What is FELA?
FELA, or the Federal Employers Liability Act, gives railroad workers not covered by regular workers’ compensation laws the right to sue their employers for damages if injured while on the job. Under FELA, workers have been allowed monetary payouts for pain and suffering by allowing a jury to determine awards based on comparative negligence. Congress passed FELA in response to the thousands of deaths and injuries in the late 1800s and early 1900s, and since then, the industry has been unable to reform the law.
FELA law was intended to make the railroad industry less dangerous, though railroad companies have been trying to seek reform after being sued for large awards under the law. Despite the ability to win jury awards, workers are sometimes forced to wait years if the railroad company fights the decisions. Some workers have even lost full compensation because of their legal actions. For fear of disciplinary action or retaliation, FELA attorneys and transportation union officials have said many railroad injuries go unreported. The railroad industry’s consolidation in the late 1990s has only further intimidated some workers.
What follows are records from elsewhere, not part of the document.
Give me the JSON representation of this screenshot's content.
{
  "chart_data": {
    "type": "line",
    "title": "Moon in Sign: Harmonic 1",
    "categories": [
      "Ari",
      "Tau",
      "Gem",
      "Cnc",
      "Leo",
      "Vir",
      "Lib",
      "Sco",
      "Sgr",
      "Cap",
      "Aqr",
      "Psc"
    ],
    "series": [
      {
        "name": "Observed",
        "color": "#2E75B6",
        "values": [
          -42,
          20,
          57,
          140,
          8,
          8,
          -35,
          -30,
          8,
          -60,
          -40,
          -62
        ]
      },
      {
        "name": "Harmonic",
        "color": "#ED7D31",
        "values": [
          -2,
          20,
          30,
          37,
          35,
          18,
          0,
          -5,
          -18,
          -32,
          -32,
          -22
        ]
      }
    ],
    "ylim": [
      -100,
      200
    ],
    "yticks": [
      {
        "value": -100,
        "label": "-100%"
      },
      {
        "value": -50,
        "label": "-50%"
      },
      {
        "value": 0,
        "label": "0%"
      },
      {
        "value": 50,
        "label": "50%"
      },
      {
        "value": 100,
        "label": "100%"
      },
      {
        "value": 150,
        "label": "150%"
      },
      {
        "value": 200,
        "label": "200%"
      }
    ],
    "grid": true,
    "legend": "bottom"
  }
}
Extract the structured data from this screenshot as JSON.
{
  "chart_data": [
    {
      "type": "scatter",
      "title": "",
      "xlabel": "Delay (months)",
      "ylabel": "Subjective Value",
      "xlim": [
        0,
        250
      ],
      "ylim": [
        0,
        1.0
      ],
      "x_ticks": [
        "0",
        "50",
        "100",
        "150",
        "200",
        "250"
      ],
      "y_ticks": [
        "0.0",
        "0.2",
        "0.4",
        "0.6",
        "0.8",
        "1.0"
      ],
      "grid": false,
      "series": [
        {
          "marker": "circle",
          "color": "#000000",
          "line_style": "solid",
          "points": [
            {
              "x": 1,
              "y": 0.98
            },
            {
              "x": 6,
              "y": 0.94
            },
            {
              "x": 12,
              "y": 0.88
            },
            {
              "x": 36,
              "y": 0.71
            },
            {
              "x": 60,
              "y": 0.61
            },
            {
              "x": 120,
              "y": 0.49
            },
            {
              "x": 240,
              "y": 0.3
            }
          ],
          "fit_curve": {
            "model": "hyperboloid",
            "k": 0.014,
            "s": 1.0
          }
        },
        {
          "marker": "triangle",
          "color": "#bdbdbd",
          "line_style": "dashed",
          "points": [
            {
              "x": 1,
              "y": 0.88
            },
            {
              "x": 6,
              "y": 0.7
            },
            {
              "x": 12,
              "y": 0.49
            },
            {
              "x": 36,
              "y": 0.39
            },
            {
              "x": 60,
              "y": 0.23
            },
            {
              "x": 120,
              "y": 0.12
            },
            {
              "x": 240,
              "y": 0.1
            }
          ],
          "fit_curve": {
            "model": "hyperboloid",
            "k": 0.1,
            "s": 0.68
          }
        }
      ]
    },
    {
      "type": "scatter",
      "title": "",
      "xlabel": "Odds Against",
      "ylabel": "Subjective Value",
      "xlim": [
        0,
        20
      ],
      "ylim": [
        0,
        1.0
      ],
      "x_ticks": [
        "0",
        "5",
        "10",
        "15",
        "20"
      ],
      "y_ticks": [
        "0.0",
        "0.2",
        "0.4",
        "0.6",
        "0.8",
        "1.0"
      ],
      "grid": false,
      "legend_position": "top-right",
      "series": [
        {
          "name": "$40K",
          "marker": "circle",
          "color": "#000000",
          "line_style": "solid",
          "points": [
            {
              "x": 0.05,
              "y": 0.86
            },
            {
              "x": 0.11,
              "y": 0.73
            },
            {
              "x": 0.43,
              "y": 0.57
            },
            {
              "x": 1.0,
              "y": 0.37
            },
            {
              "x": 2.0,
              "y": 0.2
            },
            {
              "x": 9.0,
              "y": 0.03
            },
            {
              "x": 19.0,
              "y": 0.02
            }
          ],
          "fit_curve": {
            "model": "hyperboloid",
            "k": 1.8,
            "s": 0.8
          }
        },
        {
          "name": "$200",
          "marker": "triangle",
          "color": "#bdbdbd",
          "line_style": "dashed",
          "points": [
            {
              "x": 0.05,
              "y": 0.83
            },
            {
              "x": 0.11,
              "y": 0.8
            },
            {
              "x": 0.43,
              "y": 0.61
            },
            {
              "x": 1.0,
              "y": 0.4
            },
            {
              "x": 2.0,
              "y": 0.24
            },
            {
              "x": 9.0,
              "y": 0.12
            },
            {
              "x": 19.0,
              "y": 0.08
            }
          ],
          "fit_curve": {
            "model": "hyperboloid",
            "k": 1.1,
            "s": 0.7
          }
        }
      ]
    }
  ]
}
There have been hundreds of solvent exposure lawsuits, with former and current railroad workers claiming illnesses such as brain damage because of unsafe working conditions. CSX, the eastern United State’s largest railroad has acknowledged 466 solvent settlements totaling over $35 million, with many more solvent lawsuits pending and expected to be filed. Even though the majority of major railroads have phased out the use of the most toxic solvents, workers had been exposed to high amounts of solvents for long periods of time from the 1960s through the early 1990s. Many medical experts believe instances of brain damage and toxic encephalopathy have been misdiagnosed as other conditions.
CSX still continues to deny a link between solvent exposure and brain damage, despite the dozens of published studies finding a connection. The company has even commented on its’ belief that some law firms aggressively recruited clients and helped plant the idea that workers were sick. Critics of the railroad industry, and those who allege the industry has been involved in covering up the knowledge of the dangers workers were being exposed to, thinks FELA allows some degree of liability to loom over a guilty industry. The inability for the industry to abolish or reform FELA law has allowed a way for some of those injured workers to seek damages.
Still, under FELA law, workers must prove employer negligence, which can be extremely difficult especially against such large railroad companies. Many workers can become intimidated by this fact alone. CSX has been the focus of nearly all the railroad lawsuits, though Norfolk Southern and Burlington Northern, which later merged with Santa Fe, have also been targets. The flurry of lawsuits filed under FELA law in 1987 after a pivotal settlement was decided was classified by the industry as being bogus. The FELA attorneys working on the case uncovered the wide use of chemical solvents in the absence of even the most basic workplace safety precautions.
The use of even such simple occupational standards like respirators when applying solvents was not even communicated to workers until late 1980s or early 1990s. Even so, some workers diagnosed with toxic encephalopathy decided not to file FELA lawsuits because of their desire to avoid the emotional stress that can accompany legal action. While CSX has tried to discredit the severity of solvent exposed diagnoses, evidence, testimony, internal documents and medical science continues to support connections between solvent exposure and brain damage.